Resurrection Cemetery

Justice, Illinois · Est. 1904

In Brief

Resurrection Cemetery in Justice, Illinois is the reputed resting place of Resurrection Mary — a young blonde in a white party dress who climbs into cars along Archer Avenue, then vanishes the moment the road reaches the gates.

The Full Story

At Resurrection Cemetery in Justice, Illinois, the ghost gets in your car. Since the 1930s, drivers along Archer Avenue — the road that runs southwest from the old ballrooms to the cemetery gates — have reported the same young blonde woman in a white party dress. She rides with them a while, and she's gone before they reach the gates.

The best-known witness is a Chicago southsider named Jerry Palus.
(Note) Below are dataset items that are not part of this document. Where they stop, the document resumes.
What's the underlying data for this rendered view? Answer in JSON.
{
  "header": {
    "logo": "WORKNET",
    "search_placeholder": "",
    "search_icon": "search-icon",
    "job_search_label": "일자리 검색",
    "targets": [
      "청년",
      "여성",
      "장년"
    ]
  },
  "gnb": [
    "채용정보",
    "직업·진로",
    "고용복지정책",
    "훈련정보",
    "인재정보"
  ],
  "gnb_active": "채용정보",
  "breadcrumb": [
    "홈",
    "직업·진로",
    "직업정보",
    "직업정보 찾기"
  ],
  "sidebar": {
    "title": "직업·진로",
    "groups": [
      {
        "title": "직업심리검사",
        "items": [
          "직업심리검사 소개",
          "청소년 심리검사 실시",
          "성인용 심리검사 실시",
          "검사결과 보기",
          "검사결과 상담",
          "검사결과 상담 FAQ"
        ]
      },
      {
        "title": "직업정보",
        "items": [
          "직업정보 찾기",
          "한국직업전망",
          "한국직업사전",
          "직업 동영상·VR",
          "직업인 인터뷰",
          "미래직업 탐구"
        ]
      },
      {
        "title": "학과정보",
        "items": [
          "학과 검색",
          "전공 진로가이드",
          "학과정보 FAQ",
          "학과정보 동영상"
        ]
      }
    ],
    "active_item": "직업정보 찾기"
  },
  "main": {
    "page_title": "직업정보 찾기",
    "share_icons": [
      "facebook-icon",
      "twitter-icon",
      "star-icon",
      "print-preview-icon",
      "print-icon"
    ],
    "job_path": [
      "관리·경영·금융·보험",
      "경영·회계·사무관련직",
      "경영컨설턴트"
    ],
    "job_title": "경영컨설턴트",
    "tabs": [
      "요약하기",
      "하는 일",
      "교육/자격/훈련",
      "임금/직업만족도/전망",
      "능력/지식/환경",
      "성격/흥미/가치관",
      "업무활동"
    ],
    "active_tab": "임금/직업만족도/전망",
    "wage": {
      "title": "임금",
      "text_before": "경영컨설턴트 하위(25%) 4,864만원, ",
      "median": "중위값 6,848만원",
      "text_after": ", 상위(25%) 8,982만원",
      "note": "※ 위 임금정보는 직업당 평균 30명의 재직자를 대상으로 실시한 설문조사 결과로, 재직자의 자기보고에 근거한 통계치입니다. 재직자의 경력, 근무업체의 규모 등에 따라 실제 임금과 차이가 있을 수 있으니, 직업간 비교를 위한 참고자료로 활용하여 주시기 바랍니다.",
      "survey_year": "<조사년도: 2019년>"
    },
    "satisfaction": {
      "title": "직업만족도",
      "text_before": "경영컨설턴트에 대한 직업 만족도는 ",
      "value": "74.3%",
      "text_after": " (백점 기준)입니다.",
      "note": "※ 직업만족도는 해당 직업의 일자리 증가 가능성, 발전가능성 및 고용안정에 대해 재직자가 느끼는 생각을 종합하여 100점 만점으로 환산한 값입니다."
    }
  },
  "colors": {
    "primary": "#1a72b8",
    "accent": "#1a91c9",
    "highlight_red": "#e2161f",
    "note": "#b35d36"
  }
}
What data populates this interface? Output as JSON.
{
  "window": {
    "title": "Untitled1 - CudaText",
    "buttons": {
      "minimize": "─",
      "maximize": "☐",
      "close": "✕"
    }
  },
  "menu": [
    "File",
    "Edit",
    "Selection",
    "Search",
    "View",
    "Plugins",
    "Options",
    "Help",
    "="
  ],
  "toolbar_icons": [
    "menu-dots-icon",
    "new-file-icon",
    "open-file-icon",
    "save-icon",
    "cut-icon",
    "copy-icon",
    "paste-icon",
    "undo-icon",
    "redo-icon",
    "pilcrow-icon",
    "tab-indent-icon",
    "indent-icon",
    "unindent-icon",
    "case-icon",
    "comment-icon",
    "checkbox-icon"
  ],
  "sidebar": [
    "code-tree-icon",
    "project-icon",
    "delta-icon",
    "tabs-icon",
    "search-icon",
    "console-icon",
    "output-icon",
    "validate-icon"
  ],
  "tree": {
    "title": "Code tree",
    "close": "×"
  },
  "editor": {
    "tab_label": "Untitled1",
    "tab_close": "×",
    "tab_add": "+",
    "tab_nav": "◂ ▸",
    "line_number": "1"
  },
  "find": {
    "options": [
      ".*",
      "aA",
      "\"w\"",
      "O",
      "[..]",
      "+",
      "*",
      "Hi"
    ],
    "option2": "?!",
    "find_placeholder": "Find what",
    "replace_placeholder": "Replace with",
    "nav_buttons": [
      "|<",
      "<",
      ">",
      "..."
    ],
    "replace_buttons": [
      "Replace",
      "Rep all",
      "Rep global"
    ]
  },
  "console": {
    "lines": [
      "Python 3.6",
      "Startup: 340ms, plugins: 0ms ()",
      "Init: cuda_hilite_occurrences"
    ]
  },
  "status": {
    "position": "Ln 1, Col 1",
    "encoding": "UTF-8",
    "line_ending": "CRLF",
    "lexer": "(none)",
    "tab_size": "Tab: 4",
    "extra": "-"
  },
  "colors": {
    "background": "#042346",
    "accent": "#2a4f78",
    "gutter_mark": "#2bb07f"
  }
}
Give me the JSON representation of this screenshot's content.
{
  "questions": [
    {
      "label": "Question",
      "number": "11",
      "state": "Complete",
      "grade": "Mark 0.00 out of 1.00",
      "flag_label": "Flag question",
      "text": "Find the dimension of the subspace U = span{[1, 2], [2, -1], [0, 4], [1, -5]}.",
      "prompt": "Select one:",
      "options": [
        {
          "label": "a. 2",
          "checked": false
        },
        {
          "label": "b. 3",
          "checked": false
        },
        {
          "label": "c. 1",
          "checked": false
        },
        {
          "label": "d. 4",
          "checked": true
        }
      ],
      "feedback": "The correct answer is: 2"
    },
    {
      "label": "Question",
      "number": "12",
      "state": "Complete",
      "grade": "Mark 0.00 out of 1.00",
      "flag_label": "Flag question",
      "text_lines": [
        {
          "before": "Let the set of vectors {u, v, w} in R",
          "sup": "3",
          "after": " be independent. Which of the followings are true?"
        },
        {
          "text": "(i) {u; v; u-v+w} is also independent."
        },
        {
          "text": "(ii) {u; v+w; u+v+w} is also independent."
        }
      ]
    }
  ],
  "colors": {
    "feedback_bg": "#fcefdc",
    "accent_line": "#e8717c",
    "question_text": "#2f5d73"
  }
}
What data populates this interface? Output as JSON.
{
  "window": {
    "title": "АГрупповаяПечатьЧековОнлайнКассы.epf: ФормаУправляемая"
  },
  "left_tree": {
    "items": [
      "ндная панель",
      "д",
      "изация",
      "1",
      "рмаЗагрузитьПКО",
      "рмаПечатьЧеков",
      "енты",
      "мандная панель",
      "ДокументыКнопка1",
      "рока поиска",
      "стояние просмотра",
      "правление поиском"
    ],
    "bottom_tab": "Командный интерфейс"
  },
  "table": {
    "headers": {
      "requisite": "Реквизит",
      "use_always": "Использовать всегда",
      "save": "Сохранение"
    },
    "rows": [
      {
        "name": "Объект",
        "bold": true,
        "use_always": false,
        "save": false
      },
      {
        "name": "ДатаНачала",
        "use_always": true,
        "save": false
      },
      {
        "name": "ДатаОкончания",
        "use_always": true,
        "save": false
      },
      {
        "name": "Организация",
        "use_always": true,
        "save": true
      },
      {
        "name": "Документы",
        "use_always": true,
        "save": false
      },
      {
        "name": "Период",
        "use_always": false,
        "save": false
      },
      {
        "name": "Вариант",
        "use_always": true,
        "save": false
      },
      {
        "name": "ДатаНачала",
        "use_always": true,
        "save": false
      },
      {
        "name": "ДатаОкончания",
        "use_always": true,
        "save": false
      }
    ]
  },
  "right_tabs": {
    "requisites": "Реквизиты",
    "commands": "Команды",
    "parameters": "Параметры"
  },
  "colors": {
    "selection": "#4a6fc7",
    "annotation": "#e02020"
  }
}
In 1939 he met a blonde at the Liberty Grove ballroom, danced with her, kissed her, and noticed her hands were ice-cold. He offered her a ride home. She gave an address on South Damen Avenue but had him turn toward Archer Road instead, and when the car neared Resurrection Cemetery she asked him to stop, got out, and disappeared at the gates. "Where I'm going, you can't follow," she'd told him. The next day he went to the address she'd named. An older woman said no one by that name lived there — then he saw a photo on the wall of the same girl, dead five years.

Drivers kept reporting her for decades after. So did Chet's Melody Lounge, directly across Archer Road, which to this day leaves a Bloody Mary on the bar for her.

In 1976 a driver said he saw a girl gripping the iron bars of the cemetery gate. Police found two bars bent apart, with what looked like handprints pressed into the metal and scorch marks seared across it. The cemetery's explanation was a work truck that backed into the gate, and a blow-torch used to straighten the bars. Investigators who came out said the marks didn't match.

Who Mary actually was, no one can settle. One candidate died in a 1934 wreck but was a brunette. Another was blonde but only 12, and buried somewhere else. A vanishing hitchhiker was being told about this stretch of Archer as early as 1932 — before either of them died.